Wednesday, May 11, 2005

Mortals=Fools (Puck was right)


Sometimes I think that doing this is beneficial to my health. No, really. If I didn't spout off my opinions and gripes on here, I'd either keep it all inside, which would give me an apoplexy sooner or later, or I'd go and gripe to people, usually the persons involved if available, at which point they would maim/kill me. So let's all give a big round of applause to the internet and these fine people here at for keeping me alive.

Every morning, I get my news fix. I read Zenit with my coffee before lauds, and the Houston Chronicle over breakfast shortly after. This morning, I read an absolutely remarkable story here about more activity in the Texas State Legislature, that prestigious body of lawmakers who, when things aren't going their way, runs off and pouts in another state so that nothing can be done. (Anyone remember the summer of '03?)

At the moment, they are considering a law that would require stricter parental consent for minors getting abortions.
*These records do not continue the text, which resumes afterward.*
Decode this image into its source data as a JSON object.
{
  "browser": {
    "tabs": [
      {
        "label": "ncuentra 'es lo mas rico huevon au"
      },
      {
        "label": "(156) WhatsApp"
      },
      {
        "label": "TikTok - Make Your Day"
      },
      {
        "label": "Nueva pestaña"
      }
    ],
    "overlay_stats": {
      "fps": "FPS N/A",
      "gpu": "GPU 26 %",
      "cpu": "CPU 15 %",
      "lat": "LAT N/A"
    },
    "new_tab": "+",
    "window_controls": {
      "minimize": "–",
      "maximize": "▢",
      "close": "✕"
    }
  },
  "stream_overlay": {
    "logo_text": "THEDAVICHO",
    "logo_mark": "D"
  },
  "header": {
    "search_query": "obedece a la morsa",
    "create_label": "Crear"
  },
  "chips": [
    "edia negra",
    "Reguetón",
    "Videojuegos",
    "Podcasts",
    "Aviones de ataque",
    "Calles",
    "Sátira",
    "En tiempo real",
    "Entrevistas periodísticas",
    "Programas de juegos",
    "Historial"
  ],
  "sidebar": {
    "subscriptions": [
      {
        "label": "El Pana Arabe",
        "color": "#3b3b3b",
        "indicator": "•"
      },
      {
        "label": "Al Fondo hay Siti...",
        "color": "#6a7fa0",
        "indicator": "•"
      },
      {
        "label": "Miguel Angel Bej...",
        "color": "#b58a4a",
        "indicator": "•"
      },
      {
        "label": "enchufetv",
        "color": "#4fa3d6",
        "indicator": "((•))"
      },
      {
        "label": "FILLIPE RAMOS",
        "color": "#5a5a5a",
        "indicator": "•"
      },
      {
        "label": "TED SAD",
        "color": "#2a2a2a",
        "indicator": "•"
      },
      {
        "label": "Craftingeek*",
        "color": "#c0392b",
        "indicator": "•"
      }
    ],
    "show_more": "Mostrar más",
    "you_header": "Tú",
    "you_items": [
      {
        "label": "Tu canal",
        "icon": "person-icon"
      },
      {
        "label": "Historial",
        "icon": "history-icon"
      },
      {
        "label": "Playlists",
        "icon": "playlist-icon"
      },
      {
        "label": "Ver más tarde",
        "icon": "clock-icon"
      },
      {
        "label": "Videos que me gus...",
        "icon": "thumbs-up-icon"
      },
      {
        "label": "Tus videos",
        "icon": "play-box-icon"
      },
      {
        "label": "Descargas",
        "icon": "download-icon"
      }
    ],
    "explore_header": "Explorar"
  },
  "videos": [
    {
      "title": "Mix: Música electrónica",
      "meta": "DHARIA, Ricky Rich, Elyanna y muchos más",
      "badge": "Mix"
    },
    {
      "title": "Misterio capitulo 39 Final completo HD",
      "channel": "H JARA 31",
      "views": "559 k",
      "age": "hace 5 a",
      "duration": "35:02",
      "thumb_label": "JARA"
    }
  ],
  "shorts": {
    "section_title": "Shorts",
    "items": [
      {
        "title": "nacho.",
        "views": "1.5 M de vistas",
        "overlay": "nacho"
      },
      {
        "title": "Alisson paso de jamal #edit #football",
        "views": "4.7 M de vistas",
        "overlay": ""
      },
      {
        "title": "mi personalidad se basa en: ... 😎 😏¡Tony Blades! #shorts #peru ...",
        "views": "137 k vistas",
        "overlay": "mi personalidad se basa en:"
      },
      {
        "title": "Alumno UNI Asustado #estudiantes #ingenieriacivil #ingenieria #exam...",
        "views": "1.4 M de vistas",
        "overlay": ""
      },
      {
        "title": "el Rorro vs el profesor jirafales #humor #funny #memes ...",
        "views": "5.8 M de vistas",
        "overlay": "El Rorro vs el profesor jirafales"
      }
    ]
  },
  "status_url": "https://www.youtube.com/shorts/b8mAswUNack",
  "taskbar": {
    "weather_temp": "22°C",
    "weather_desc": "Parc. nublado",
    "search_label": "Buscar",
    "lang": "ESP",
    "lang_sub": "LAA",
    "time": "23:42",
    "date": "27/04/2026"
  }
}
Now, I seem to recall a time not so long ago when I couldn't go for a checkup without my parents standing right behind me. This is how things were until the day I turned 18. So, if I don't have the ability to get my height measured and things looked over in general, why on Earth are young girls allowed to obtain a surgical procedure without parental permission?

Now, back when the U.S. Supreme Court was hearing the case to strike down juvenile executions, there were several arguments presented, including that the minor does not have sufficient maturity to be held to the same level of accountability as adults, and so should not be treated like adults. As many of you know, I am big on the concept of the "million dollar question". For me, that is the question regarding an argument which, in the deft handling of one solitary sentence, essentially reduces the argument or point made to either a pile of idiocy or uselessness. For this case, the million dollar question was asked by Justice Antonin Scalia, when he asked something along the lines of "so wait, you're telling me that they don't know enough to be treated like an adult when they are killing someone, but they do when they are requesting to have an abortion?" This was, in fact, almost exactly what they were trying to tell him. He ended up voting against the ruling, but he deserves some credit for that question. Quite a bit of credit, really.

Then there was the part where the Women's Health and Family Planning Alliance (WHFPA) lamented that as a result of various laws, abortions performed had reduced to a mere 300. Now, call me crazy, but when a law makes the number of abortions go down, isn't that generally regarded as a good thing? Even Sen. Clinton uses the "safe, legal, rare" rhetoric when she speaks of abortions. Well, I suppose its still safe, its definitely still legal, and its also becoming rarer. I'm not seeing the problem.

But, of course, what would an abortion debate be without hearing from the National Abortion and Reproduction Rights Action League (NARAL)?

"They're obsessed with restricting and obstructing as opposed to preventing," said Kae McLaughlin, executive director [of NARAL].

Well, actually, if you think about that statement for more than, let's say, five seconds, the flaw in the logic will become perfectly clear. When you make it difficult to do an action, that is a method of prevention. If I make it illegal for Jane McKay to get an abortion (that was a completely made up name, by the way), then that at least makes it less likely, if not impossible, for Jane to get her abortion. Hence I have prevented Jane as much as I can. Now, of course humans have free will, and short of putting her in a jail cell until the kid comes out, I can never absolutely prevent the abortion. But I do remember learning in my Poly Sci class that in areas that have more stringent abortion laws, fewer abortions on the whole (ie, both legal and illegal) occur, so in passing such a law, they would almost certainly be preventing abortions from occuring.

Ms. McLaughlin, as I recall, was the same woman who, back when the Democratic party was tossing around (in a very hypothetical manner, I presume) the possibility of dropping abortion from the platform, said that that wasn't necessary, but that they should re-phrase their stance in "religious language". I must admit, I'd be very interested in seeing what that entails.

Just so long as we can all agree that simply putting "Thou shalt..." before a statement does not constitute "religious language".

+Ad Majorem Dei Gloram+
“The 'assured results of modern scholarship', as to the way in which an old book was written, are 'assured', we may conclude, only because those who knew the facts are dead and can't blow the gaff... The Biblical critics, whatever reconstructions they devise, can never be crudely proved wrong. St. Mark is dead. When they meet St. Peter there will be more pressing matters to discuss.”
-C.S. Lewis, Christian Reflections


At 2:53 PM, Blogger Kathryn Judson said...

May I suggest going over to and signing up?

At 8:13 PM, Anonymous Anonymous said...

Ah, David, you fill me with hope for the future of the Church. :-) Love ya.